We are a people who seek answers. We are, after all, a Google people who have access to the world’s information at our fingertips. We want proof. We want certainty. We want the concrete. We want to know beyond a shadow of a doubt. But maybe, just maybe, in the divine mystery of the Trinity, we’re invited into the shadow of a doubt. We are invited to be like Nicodemus, searching for answers in the darkness and asking, “how can these things be?” We are invited to slow down and revel in the mystery of God and embrace that which is so much bigger than ourselves. To delight in, find joy in, and swim in the amazement of this God who cannot possibly be put into a box.
That’s the kind of God I want to worship. A God that’s bigger than anything I can come up with on my own. A God that continues to challenge and push us beyond our comfort zones, to cross boundaries, to take risks and to love with abandon. We cannot do that on our own, but we can do it with God’s help.
You see, that’s the truly wondrous and amazing thing about God. God is not only the God of Isaiah’s vision – awesome and powerful, seated on a lofty throne. No, God is also a God of relationship.

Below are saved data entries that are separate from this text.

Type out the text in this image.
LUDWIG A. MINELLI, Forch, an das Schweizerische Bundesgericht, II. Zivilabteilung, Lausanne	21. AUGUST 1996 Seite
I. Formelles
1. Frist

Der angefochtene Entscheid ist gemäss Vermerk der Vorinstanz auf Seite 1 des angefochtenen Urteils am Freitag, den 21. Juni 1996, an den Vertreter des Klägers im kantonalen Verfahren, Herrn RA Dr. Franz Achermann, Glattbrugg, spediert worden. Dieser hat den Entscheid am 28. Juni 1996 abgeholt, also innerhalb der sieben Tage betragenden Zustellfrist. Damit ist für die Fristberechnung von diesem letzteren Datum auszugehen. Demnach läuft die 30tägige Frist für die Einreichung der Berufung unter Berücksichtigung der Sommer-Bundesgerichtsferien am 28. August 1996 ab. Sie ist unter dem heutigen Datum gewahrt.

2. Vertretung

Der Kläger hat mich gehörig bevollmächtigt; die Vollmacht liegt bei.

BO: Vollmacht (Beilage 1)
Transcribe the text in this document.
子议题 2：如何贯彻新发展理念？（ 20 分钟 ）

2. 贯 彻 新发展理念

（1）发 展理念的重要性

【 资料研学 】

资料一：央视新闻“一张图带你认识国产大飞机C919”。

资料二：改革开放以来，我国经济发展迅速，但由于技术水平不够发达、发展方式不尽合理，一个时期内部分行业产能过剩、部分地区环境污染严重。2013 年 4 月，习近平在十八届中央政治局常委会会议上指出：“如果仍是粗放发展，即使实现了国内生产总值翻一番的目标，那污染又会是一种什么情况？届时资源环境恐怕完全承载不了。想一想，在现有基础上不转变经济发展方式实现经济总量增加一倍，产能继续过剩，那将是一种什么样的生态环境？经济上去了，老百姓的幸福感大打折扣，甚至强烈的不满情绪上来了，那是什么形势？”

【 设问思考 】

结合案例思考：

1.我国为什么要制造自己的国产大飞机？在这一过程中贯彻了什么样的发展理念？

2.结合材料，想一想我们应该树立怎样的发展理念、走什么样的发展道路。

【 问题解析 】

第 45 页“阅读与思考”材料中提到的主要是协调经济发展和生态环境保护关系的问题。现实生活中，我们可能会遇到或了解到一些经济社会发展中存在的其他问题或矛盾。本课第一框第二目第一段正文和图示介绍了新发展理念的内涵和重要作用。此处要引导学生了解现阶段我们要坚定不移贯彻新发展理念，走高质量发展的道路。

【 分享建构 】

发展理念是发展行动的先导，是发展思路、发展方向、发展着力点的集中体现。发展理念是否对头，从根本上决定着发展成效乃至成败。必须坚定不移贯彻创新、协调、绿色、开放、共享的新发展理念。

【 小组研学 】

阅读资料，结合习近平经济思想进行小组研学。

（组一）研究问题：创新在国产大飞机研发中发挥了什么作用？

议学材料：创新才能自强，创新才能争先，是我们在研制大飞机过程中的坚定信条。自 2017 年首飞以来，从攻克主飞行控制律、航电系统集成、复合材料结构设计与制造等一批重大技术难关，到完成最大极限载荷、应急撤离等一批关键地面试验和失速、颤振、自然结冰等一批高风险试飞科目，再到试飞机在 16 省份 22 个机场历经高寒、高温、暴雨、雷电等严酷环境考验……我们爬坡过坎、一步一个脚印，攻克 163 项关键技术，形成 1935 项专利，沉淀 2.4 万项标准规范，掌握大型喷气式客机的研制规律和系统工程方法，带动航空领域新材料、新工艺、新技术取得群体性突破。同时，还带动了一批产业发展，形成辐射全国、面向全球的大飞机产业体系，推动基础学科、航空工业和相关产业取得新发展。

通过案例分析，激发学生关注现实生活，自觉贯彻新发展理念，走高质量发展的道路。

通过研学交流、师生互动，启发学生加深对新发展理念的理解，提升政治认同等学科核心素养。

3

Not only relationship in the sense of God as three-in-one and one-in-three, Father, Son and Holy Spirit, but as a God who desires relationship with us. As Paul explains, this is a God who has made us God’s own beloved children. We are children of that Almighty God on the throne, able to come to God through Christ and the Holy Spirit. God is our loving parent and Christ our brother and, even more, we’re co-heirs of everything God has to give to Christ. Wow. That’s incredibly good news!
It’s news that means that God wants to be present and active in our lives and in our world – not distant, but near, and at work bringing about transformation in and through us. When I really slow down and think about the fact that the God who commands the Seraphs, whose voice is thunder and lightning, who reigns over the heavens and all creation, wants to be at work in each of us, in you and me – that’s an extremely humbling thought that fills me with awe. It’s the same thought that I have when receiving Communion – “thank you for using something so ordinary so that we can know your presence and your love.”
It must have been the feeling Isaiah had standing before God. An everyday man, forgiven and cleansed by the purifying power of a hot coal, empowered to proclaim God’s word. He wasn’t able to do this on his own, but through God at work, he was able to bear God’s message. The holy touched the ordinary and transformed it. So I ask you, in awe of God’s action in your life and the world, and forgiven through Christ, is the Spirit stirring up something in you? How might you spend time cultivating a sense of awe, wonder and even mystery toward God in your life? How might that affect your worship? And how might that affect how you live each day?
Holy Trinity Sunday invites us to think about the awesome God that we worship. To step back and behold with humility, wonder and awe the glory of a God we cannot possibly pin down or understand completely. May we see with eyes of faith the glory of God that fills not only the heavens, but earth as well. Amen.